Rising 210 feet from the top of Telegraph Hill is one of San Francisco’s best known landmarks – Coit Tower. From there, the bay and the city are laid out as if for your viewing pleasure. Lillie Hitchcock Coit provided the money for its construction when she died in 1929 by providing the city of San Francisco with a grant for civic beautification. The tower was proposed in 1931 and after winning a design competition, designed by Arthur Brown Jr. with the assistance of Henry Howard. It is an art deco tower built of reinforced concrete.
I think I would have liked Lillie. She smoked cigars and wore trousers long before that was deemed acceptable. She used to dress as a man so that she could gamble in men only establishments and she loved to help out the local fire brigade – becoming an honorary firefighter and the matron saint of San Francisco firefighters.
The tower was completed in 1933 and soon after, a Public Works of Art project commissioned a set of murals to decorate the lower area of the tower. Most of the painters were from the California School of Fine Arts. There is drama contained within the murals related to the destruction of a mural painted by Diego Rivera. This mural was called Man at Crossroads and was on the ground floor of the Rockefeller Center. It was destroyed because it contained the face of Lenin, but the San Francisco artists painted things into their areas to protest the action and many Coit murals contain a number of leftist ideas. Many of the murals show people at work in various industries that would have been in the area at that time.

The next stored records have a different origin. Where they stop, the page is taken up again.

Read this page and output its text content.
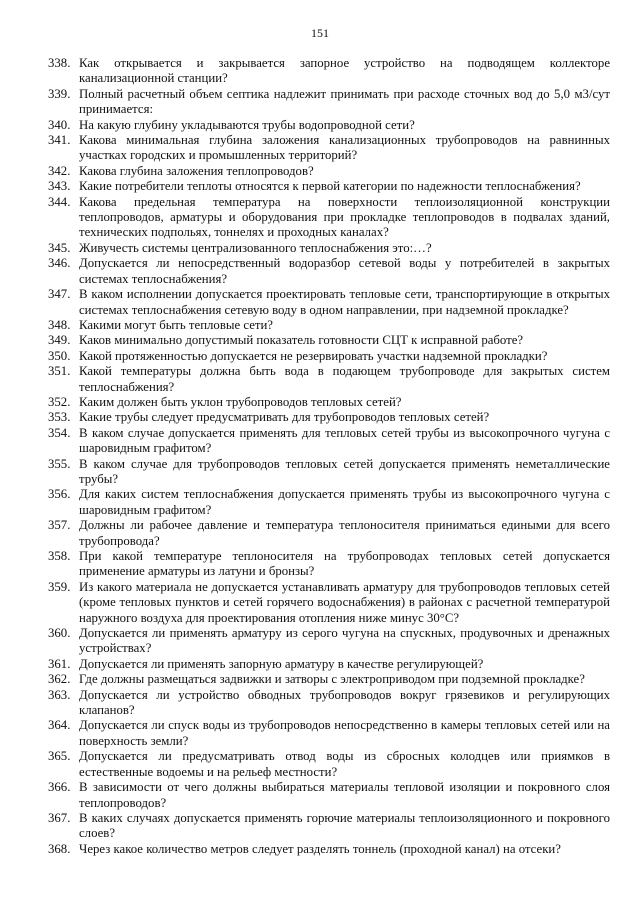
151
338. Как открывается и закрывается запорное устройство на подводящем коллекторе канализационной станции?
339. Полный расчетный объем септика надлежит принимать при расходе сточных вод до 5,0 м3/сут принимается:
340. На какую глубину укладываются трубы водопроводной сети?
341. Какова минимальная глубина заложения канализационных трубопроводов на равнинных участках городских и промышленных территорий?
342. Какова глубина заложения теплопроводов?
343. Какие потребители теплоты относятся к первой категории по надежности теплоснабжения?
344. Какова предельная температура на поверхности теплоизоляционной конструкции теплопроводов, арматуры и оборудования при прокладке теплопроводов в подвалах зданий, технических подпольях, тоннелях и проходных каналах?
345. Живучесть системы централизованного теплоснабжения это:…?
346. Допускается ли непосредственный водоразбор сетевой воды у потребителей в закрытых системах теплоснабжения?
347. В каком исполнении допускается проектировать тепловые сети, транспортирующие в открытых системах теплоснабжения сетевую воду в одном направлении, при надземной прокладке?
348. Какими могут быть тепловые сети?
349. Каков минимально допустимый показатель готовности СЦТ к исправной работе?
350. Какой протяженностью допускается не резервировать участки надземной прокладки?
351. Какой температуры должна быть вода в подающем трубопроводе для закрытых систем теплоснабжения?
352. Каким должен быть уклон трубопроводов тепловых сетей?
353. Какие трубы следует предусматривать для трубопроводов тепловых сетей?
354. В каком случае допускается применять для тепловых сетей трубы из высокопрочного чугуна с шаровидным графитом?
355. В каком случае для трубопроводов тепловых сетей допускается применять неметаллические трубы?
356. Для каких систем теплоснабжения допускается применять трубы из высокопрочного чугуна с шаровидным графитом?
357. Должны ли рабочее давление и температура теплоносителя приниматься едиными для всего трубопровода?
358. При какой температуре теплоносителя на трубопроводах тепловых сетей допускается применение арматуры из латуни и бронзы?
359. Из какого материала не допускается устанавливать арматуру для трубопроводов тепловых сетей (кроме тепловых пунктов и сетей горячего водоснабжения) в районах с расчетной температурой наружного воздуха для проектирования отопления ниже минус 30°С?
360. Допускается ли применять арматуру из серого чугуна на спускных, продувочных и дренажных устройствах?
361. Допускается ли применять запорную арматуру в качестве регулирующей?
362. Где должны размещаться задвижки и затворы с электроприводом при подземной прокладке?
363. Допускается ли устройство обводных трубопроводов вокруг грязевиков и регулирующих клапанов?
364. Допускается ли спуск воды из трубопроводов непосредственно в камеры тепловых сетей или на поверхность земли?
365. Допускается ли предусматривать отвод воды из сбросных колодцев или приямков в естественные водоемы и на рельеф местности?
366. В зависимости от чего должны выбираться материалы тепловой изоляции и покровного слоя теплопроводов?
367. В каких случаях допускается применять горючие материалы теплоизоляционного и покровного слоев?
368. Через какое количество метров следует разделять тоннель (проходной канал) на отсеки?
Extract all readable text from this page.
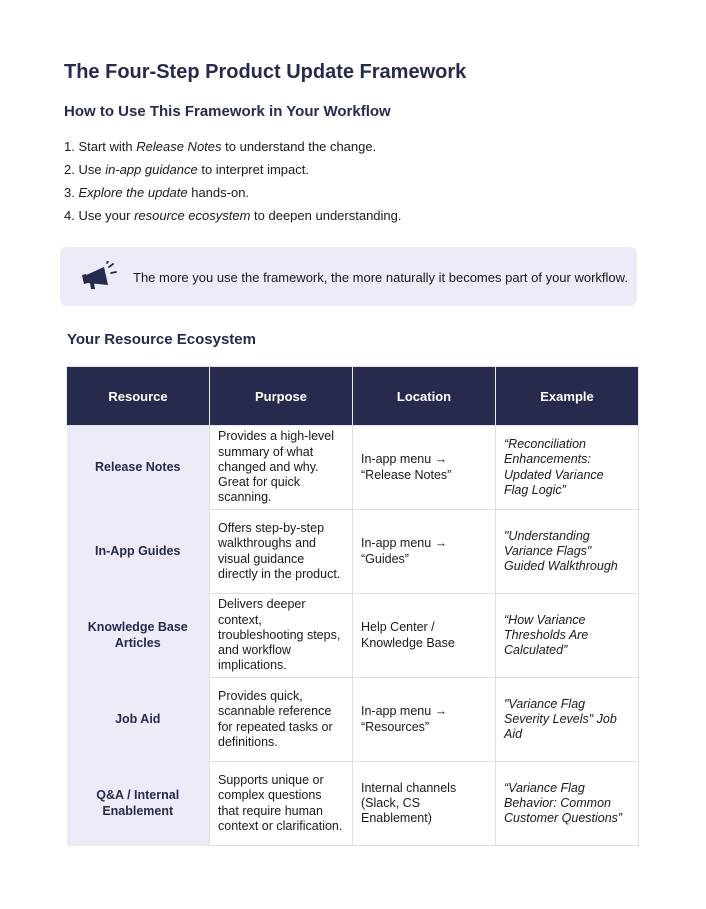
The Four-Step Product Update Framework
How to Use This Framework in Your Workflow
1. Start with Release Notes to understand the change.
2. Use in-app guidance to interpret impact.
3. Explore the update hands-on.
4. Use your resource ecosystem to deepen understanding.
The more you use the framework, the more naturally it becomes part of your workflow.
Your Resource Ecosystem
Resource	Purpose	Location	Example
Release Notes	Provides a high-level summary of what changed and why. Great for quick scanning.	In-app menu → “Release Notes”	“Reconciliation Enhancements: Updated Variance Flag Logic”
In-App Guides	Offers step-by-step walkthroughs and visual guidance directly in the product.	In-app menu → “Guides”	"Understanding Variance Flags" Guided Walkthrough
Knowledge Base Articles	Delivers deeper context, troubleshooting steps, and workflow implications.	Help Center / Knowledge Base	“How Variance Thresholds Are Calculated”
Job Aid	Provides quick, scannable reference for repeated tasks or definitions.	In-app menu → “Resources”	"Variance Flag Severity Levels" Job Aid
Q&A / Internal Enablement	Supports unique or complex questions that require human context or clarification.	Internal channels (Slack, CS Enablement)	“Variance Flag Behavior: Common Customer Questions”
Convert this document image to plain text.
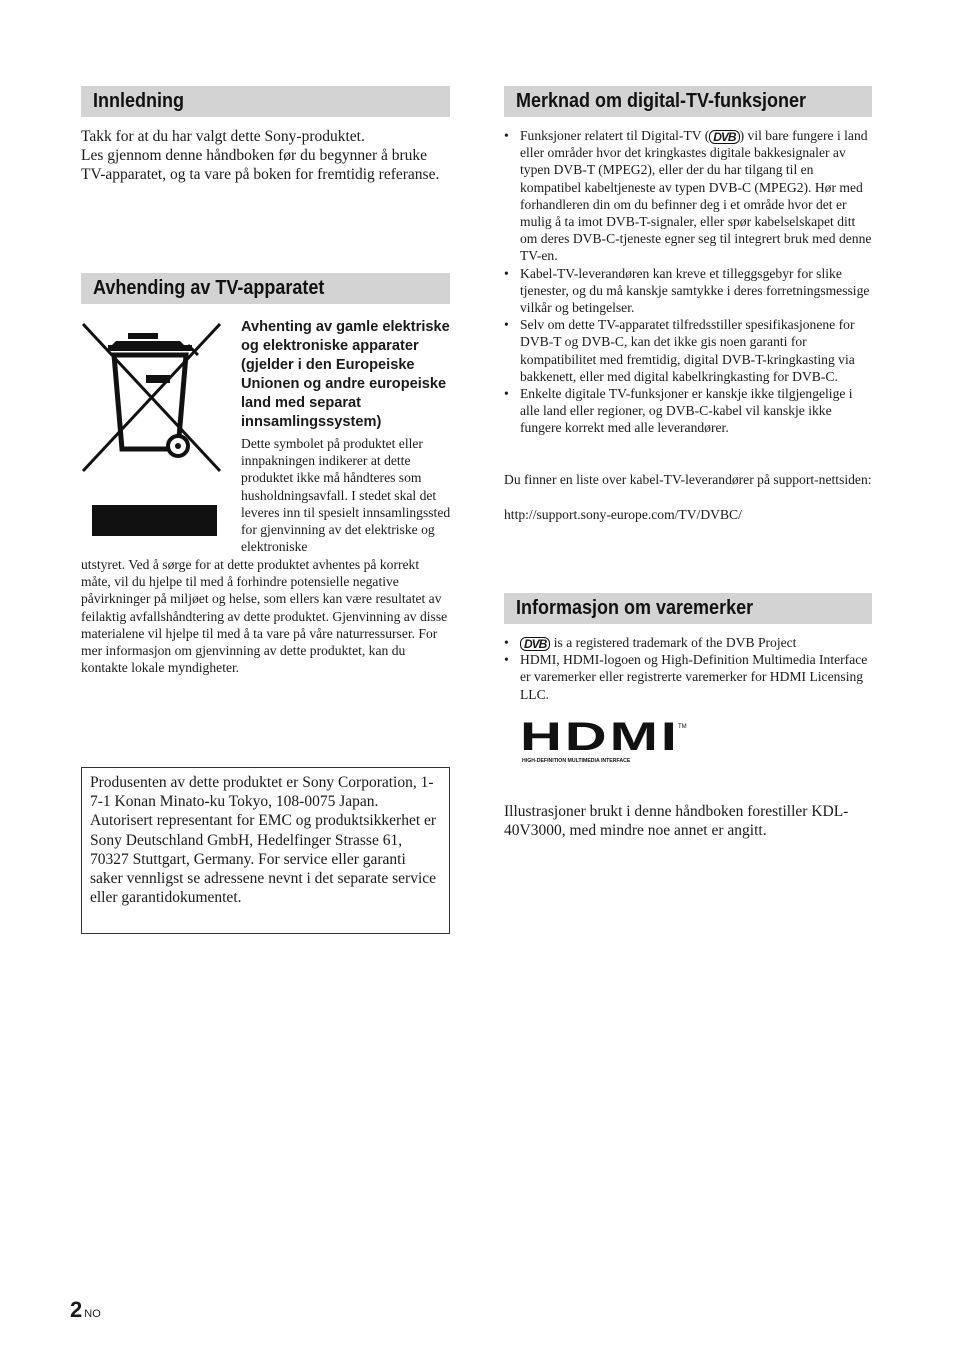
Innledning

Takk for at du har valgt dette Sony-produktet.
Les gjennom denne håndboken før du begynner å bruke TV-apparatet, og ta vare på boken for fremtidig referanse.

Avhending av TV-apparatet
Avhenting av gamle elektriske og elektroniske apparater (gjelder i den Europeiske Unionen og andre europeiske land med separat innsamlingssystem)

Dette symbolet på produktet eller innpakningen indikerer at dette produktet ikke må håndteres som husholdningsavfall. I stedet skal det leveres inn til spesielt innsamlingssted for gjenvinning av det elektriske og elektroniske

utstyret. Ved å sørge for at dette produktet avhentes på korrekt måte, vil du hjelpe til med å forhindre potensielle negative påvirkninger på miljøet og helse, som ellers kan være resultatet av feilaktig avfallshåndtering av dette produktet. Gjenvinning av disse materialene vil hjelpe til med å ta vare på våre naturressurser. For mer informasjon om gjenvinning av dette produktet, kan du kontakte lokale myndigheter.

Produsenten av dette produktet er Sony Corporation, 1-7-1 Konan Minato-ku Tokyo, 108-0075 Japan. Autorisert representant for EMC og produktsikkerhet er Sony Deutschland GmbH, Hedelfinger Strasse 61, 70327 Stuttgart, Germany. For service eller garanti saker vennligst se adressene nevnt i det separate service eller garantidokumentet.
Merknad om digital-TV-funksjoner
• Funksjoner relatert til Digital-TV ( DVB ) vil bare fungere i land eller områder hvor det kringkastes digitale bakkesignaler av typen DVB-T (MPEG2), eller der du har tilgang til en kompatibel kabeltjeneste av typen DVB-C (MPEG2). Hør med forhandleren din om du befinner deg i et område hvor det er mulig å ta imot DVB-T-signaler, eller spør kabelselskapet ditt om deres DVB-C-tjeneste egner seg til integrert bruk med denne TV-en.
• Kabel-TV-leverandøren kan kreve et tilleggsgebyr for slike tjenester, og du må kanskje samtykke i deres forretningsmessige vilkår og betingelser.
• Selv om dette TV-apparatet tilfredsstiller spesifikasjonene for DVB-T og DVB-C, kan det ikke gis noen garanti for kompatibilitet med fremtidig, digital DVB-T-kringkasting via bakkenett, eller med digital kabelkringkasting for DVB-C.
• Enkelte digitale TV-funksjoner er kanskje ikke tilgjengelige i alle land eller regioner, og DVB-C-kabel vil kanskje ikke fungere korrekt med alle leverandører.

Du finner en liste over kabel-TV-leverandører på support-nettsiden:

http://support.sony-europe.com/TV/DVBC/

Informasjon om varemerker
• DVB is a registered trademark of the DVB Project
• HDMI, HDMI-logoen og High-Definition Multimedia Interface er varemerker eller registrerte varemerker for HDMI Licensing LLC.
HDMI
TM
HIGH-DEFINITION MULTIMEDIA INTERFACE

Illustrasjoner brukt i denne håndboken forestiller KDL-40V3000, med mindre noe annet er angitt.

2 NO
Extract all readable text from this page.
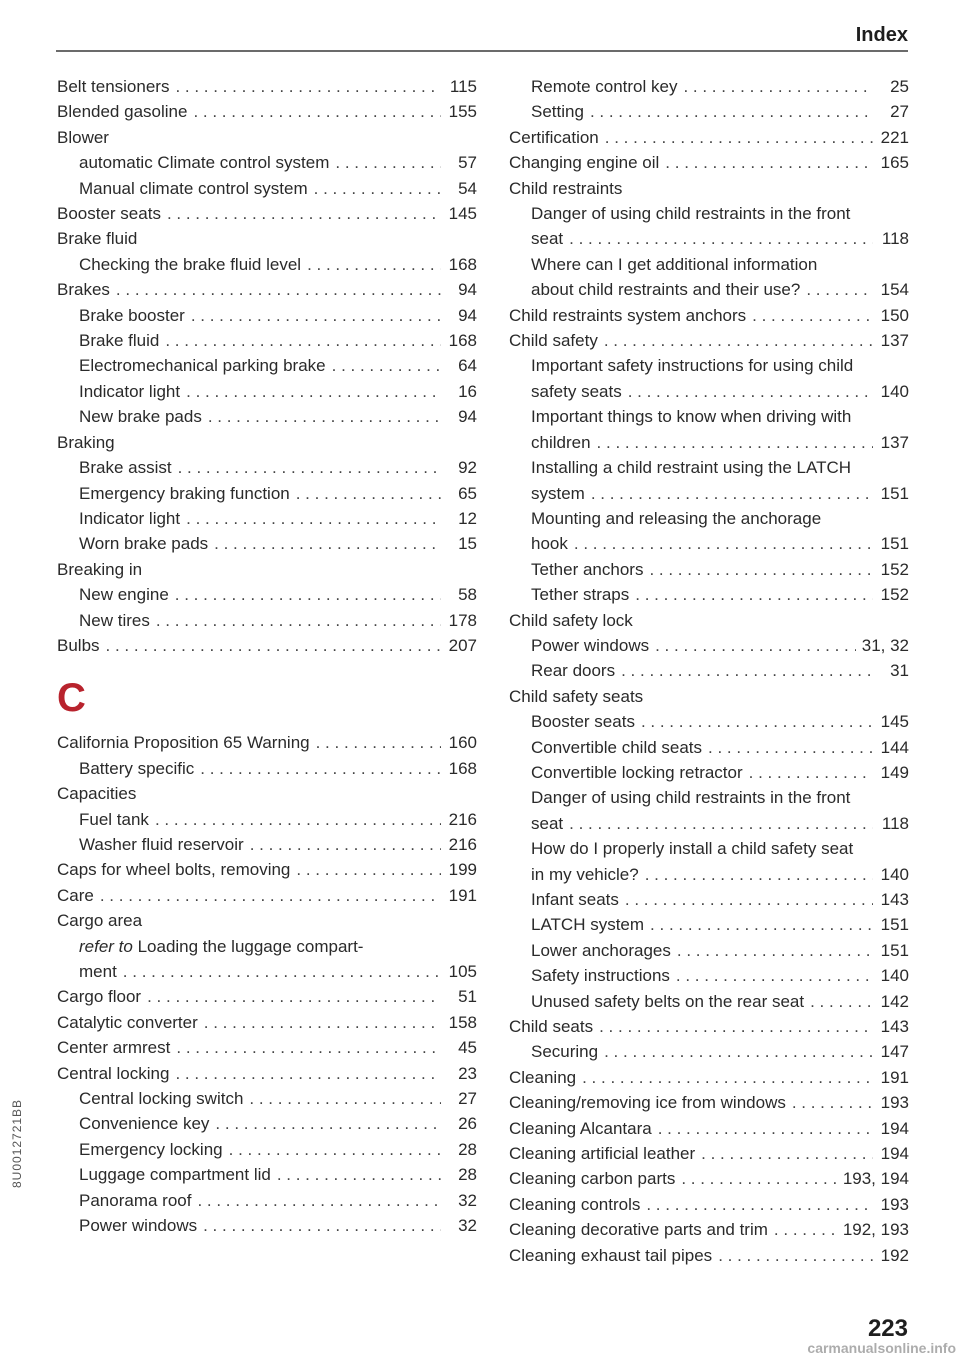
Index
Belt tensioners . . .	115
Blended gasoline . . .	155
Blower
automatic Climate control system . . .	57
Manual climate control system . . .	54
Booster seats . . .	145
Brake fluid
Checking the brake fluid level . . .	168
Brakes . . .	94
Brake booster . . .	94
Brake fluid . . .	168
Electromechanical parking brake . . .	64
Indicator light . . .	16
New brake pads . . .	94
Braking
Brake assist . . .	92
Emergency braking function . . .	65
Indicator light . . .	12
Worn brake pads . . .	15
Breaking in
New engine . . .	58
New tires . . .	178
Bulbs . . .	207
C
California Proposition 65 Warning . . .	160
Battery specific . . .	168
Capacities
Fuel tank . . .	216
Washer fluid reservoir . . .	216
Caps for wheel bolts, removing . . .	199
Care . . .	191
Cargo area
refer to Loading the luggage compart-
ment . . .	105
Cargo floor . . .	51
Catalytic converter . . .	158
Center armrest . . .	45
Central locking . . .	23
Central locking switch . . .	27
Convenience key . . .	26
Emergency locking . . .	28
Luggage compartment lid . . .	28
Panorama roof . . .	32
Power windows . . .	32
Remote control key . . .	25
Setting . . .	27
Certification . . .	221
Changing engine oil . . .	165
Child restraints
Danger of using child restraints in the front
seat . . .	118
Where can I get additional information
about child restraints and their use? . . .	154
Child restraints system anchors . . .	150
Child safety . . .	137
Important safety instructions for using child
safety seats . . .	140
Important things to know when driving with
children . . .	137
Installing a child restraint using the LATCH
system . . .	151
Mounting and releasing the anchorage
hook . . .	151
Tether anchors . . .	152
Tether straps . . .	152
Child safety lock
Power windows . . .	31, 32
Rear doors . . .	31
Child safety seats
Booster seats . . .	145
Convertible child seats . . .	144
Convertible locking retractor . . .	149
Danger of using child restraints in the front
seat . . .	118
How do I properly install a child safety seat
in my vehicle? . . .	140
Infant seats . . .	143
LATCH system . . .	151
Lower anchorages . . .	151
Safety instructions . . .	140
Unused safety belts on the rear seat . . .	142
Child seats . . .	143
Securing . . .	147
Cleaning . . .	191
Cleaning/removing ice from windows . . .	193
Cleaning Alcantara . . .	194
Cleaning artificial leather . . .	194
Cleaning carbon parts . . .	193, 194
Cleaning controls . . .	193
Cleaning decorative parts and trim . . .	192, 193
Cleaning exhaust tail pipes . . .	192
8U0012721BB
223
carmanualsonline.info
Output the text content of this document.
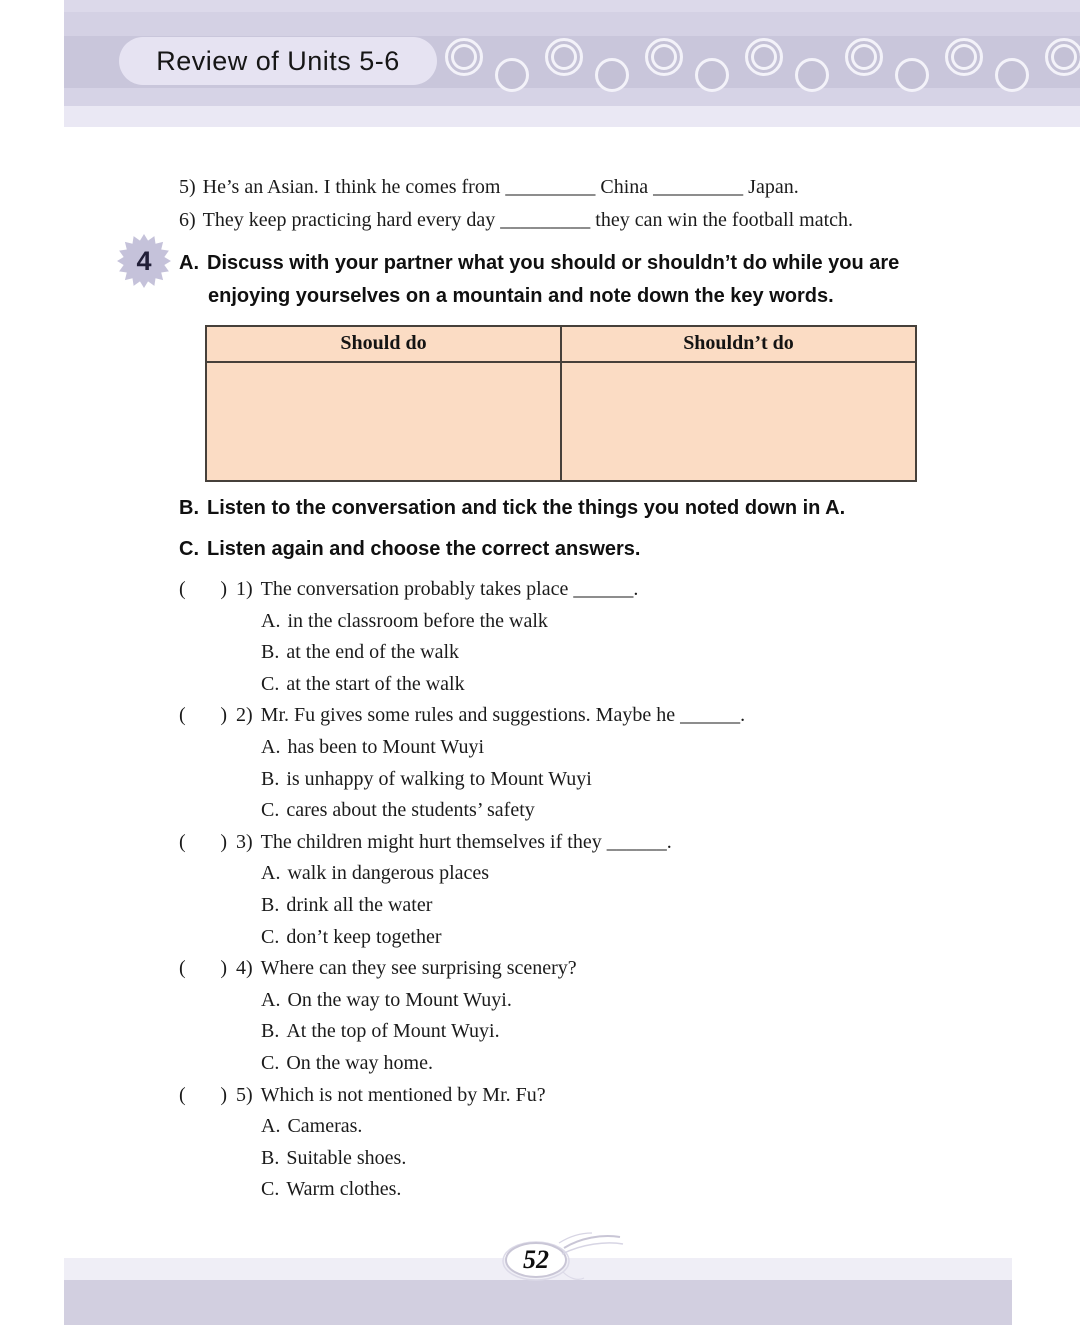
Review of Units 5-6
5) He’s an Asian. I think he comes from _________ China _________ Japan.
6) They keep practicing hard every day _________ they can win the football match.
4	A. Discuss with your partner what you should or shouldn’t do while you are enjoying yourselves on a mountain and note down the key words.
Should do	Shouldn’t do
B. Listen to the conversation and tick the things you noted down in A.
C. Listen again and choose the correct answers.
( ) 1) The conversation probably takes place ______.
A. in the classroom before the walk
B. at the end of the walk
C. at the start of the walk
( ) 2) Mr. Fu gives some rules and suggestions. Maybe he ______.
A. has been to Mount Wuyi
B. is unhappy of walking to Mount Wuyi
C. cares about the students’ safety
( ) 3) The children might hurt themselves if they ______.
A. walk in dangerous places
B. drink all the water
C. don’t keep together
( ) 4) Where can they see surprising scenery?
A. On the way to Mount Wuyi.
B. At the top of Mount Wuyi.
C. On the way home.
( ) 5) Which is not mentioned by Mr. Fu?
A. Cameras.
B. Suitable shoes.
C. Warm clothes.
52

Other murals exist in the spiral staircase but these are only open on Saturday mornings.
Next year it will celebrate its 80th birthday.
( Sent to me by Adam – My grandfather, Bernard Zakheim is one of the 25 artists there and his library scene includes his daughter, Ruth…my mother who was 12 in 1934. She is the little girl in the blue and white sailor suit. Today, she is 90 and still working. Her younger sister Masha Zakheim wrote the book. )
One amusing aspect is that in the plaza surrounding the tower, there are a number of coin operated binoculars. The problem is that the trees have grown up so much that I doubt anything would be visible through them.